Dantzler Kathleen W, Ravel Deepali B, Brancucci Nicolas Mb, Marti Matthias
Department of Immunology and Infectious Diseases, Harvard T.H. Chan School of Public Health, Boston, MA 02115, USA.
Department of Immunology and Infectious Diseases, Harvard T.H. Chan School of Public Health, Boston, MA 02115, USA.
Curr Opin Microbiol. 2015 Aug;26:17-23. doi: 10.1016/j.mib.2015.03.005. Epub 2015 Apr 9.
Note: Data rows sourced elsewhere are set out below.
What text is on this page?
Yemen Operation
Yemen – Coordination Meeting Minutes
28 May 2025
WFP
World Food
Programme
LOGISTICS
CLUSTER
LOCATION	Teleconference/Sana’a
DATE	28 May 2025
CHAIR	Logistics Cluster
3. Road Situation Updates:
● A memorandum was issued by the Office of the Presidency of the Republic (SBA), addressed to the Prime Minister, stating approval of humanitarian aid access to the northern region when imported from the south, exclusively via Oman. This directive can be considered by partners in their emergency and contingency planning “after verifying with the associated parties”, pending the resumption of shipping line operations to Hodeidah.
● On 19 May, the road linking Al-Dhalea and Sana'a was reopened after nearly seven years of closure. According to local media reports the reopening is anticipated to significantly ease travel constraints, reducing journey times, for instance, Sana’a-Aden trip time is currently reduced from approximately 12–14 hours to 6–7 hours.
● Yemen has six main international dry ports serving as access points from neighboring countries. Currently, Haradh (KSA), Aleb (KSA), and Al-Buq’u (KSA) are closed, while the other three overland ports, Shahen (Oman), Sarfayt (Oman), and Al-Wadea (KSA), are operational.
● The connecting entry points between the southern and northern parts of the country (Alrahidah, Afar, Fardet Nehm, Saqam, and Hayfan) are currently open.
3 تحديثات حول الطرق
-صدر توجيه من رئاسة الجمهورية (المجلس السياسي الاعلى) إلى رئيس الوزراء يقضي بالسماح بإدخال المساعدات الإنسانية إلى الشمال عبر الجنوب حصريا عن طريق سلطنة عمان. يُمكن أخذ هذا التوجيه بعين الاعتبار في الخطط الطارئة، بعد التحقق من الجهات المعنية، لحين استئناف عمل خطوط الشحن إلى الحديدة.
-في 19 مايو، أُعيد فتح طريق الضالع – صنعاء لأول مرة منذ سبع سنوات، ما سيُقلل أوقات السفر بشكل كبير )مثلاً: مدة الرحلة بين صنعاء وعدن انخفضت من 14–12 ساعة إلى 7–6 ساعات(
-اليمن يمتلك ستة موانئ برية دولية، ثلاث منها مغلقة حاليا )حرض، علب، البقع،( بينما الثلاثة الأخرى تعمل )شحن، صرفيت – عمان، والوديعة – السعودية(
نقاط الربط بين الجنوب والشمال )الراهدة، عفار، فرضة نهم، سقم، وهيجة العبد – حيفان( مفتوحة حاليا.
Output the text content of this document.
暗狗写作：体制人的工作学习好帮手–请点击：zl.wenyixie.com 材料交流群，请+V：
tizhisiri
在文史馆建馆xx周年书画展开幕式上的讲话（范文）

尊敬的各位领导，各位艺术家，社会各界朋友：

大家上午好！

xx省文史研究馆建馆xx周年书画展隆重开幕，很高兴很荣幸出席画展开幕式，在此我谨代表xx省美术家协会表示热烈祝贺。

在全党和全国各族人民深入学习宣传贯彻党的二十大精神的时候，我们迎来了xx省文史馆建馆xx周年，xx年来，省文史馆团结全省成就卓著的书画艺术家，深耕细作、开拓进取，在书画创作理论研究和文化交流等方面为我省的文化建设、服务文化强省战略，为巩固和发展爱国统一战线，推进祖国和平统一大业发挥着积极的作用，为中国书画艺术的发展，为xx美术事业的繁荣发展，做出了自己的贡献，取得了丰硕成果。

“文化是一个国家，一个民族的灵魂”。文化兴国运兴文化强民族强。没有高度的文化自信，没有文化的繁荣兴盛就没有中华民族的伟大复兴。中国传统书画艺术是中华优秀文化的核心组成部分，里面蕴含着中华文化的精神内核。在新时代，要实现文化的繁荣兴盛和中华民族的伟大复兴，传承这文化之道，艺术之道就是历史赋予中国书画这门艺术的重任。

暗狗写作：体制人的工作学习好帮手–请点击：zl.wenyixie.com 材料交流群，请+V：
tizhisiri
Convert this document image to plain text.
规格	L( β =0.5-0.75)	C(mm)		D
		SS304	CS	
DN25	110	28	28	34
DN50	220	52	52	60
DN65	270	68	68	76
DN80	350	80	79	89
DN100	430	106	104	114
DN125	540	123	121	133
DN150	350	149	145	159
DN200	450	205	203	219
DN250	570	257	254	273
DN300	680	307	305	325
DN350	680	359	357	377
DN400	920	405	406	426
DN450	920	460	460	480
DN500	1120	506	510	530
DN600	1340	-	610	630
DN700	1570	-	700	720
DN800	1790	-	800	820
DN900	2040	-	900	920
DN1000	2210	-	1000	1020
A renewed global commitment to malaria elimination lends urgency to understanding the biology of Plasmodium transmission stages. Recent progress toward uncovering the mechanisms underlying Plasmodium falciparum sexual differentiation and maturation reveals potential targets for transmission-blocking drugs and vaccines. The identification of parasite factors that alter sexual differentiation, including extracellular vesicles and a master transcriptional regulator, suggest that parasites make epigenetically controlled developmental decisions based on environmental cues. New insights into sexual development, especially host cell remodeling and sequestration in the bone marrow, highlight open questions regarding parasite homing to the tissue, transmigration across the vascular endothelium, and maturation in the parenchyma. Novel molecular and translational tools will provide further opportunities to define host-parasite interactions and design effective transmission-blocking therapeutics.
全球对消除疟疾的新承诺使得了解疟原虫传播阶段的生物学变得紧迫。在揭示恶性疟原虫性别分化和成熟的潜在机制方面的最新进展,揭示了传播阻断药物和疫苗的潜在靶点。对改变性别分化的寄生虫因子的鉴定,包括细胞外囊泡和一个主要转录调节因子,表明寄生虫根据环境线索做出表观遗传控制的发育决定。对性别发育的新见解,特别是宿主细胞重塑和骨髓中的滞留,突出了关于寄生虫归巢到组织、跨血管内皮迁移以及实质细胞成熟的未解决问题。新型分子和转化工具将为定义宿主-寄生虫相互作用和设计有效的传播阻断疗法提供更多机会。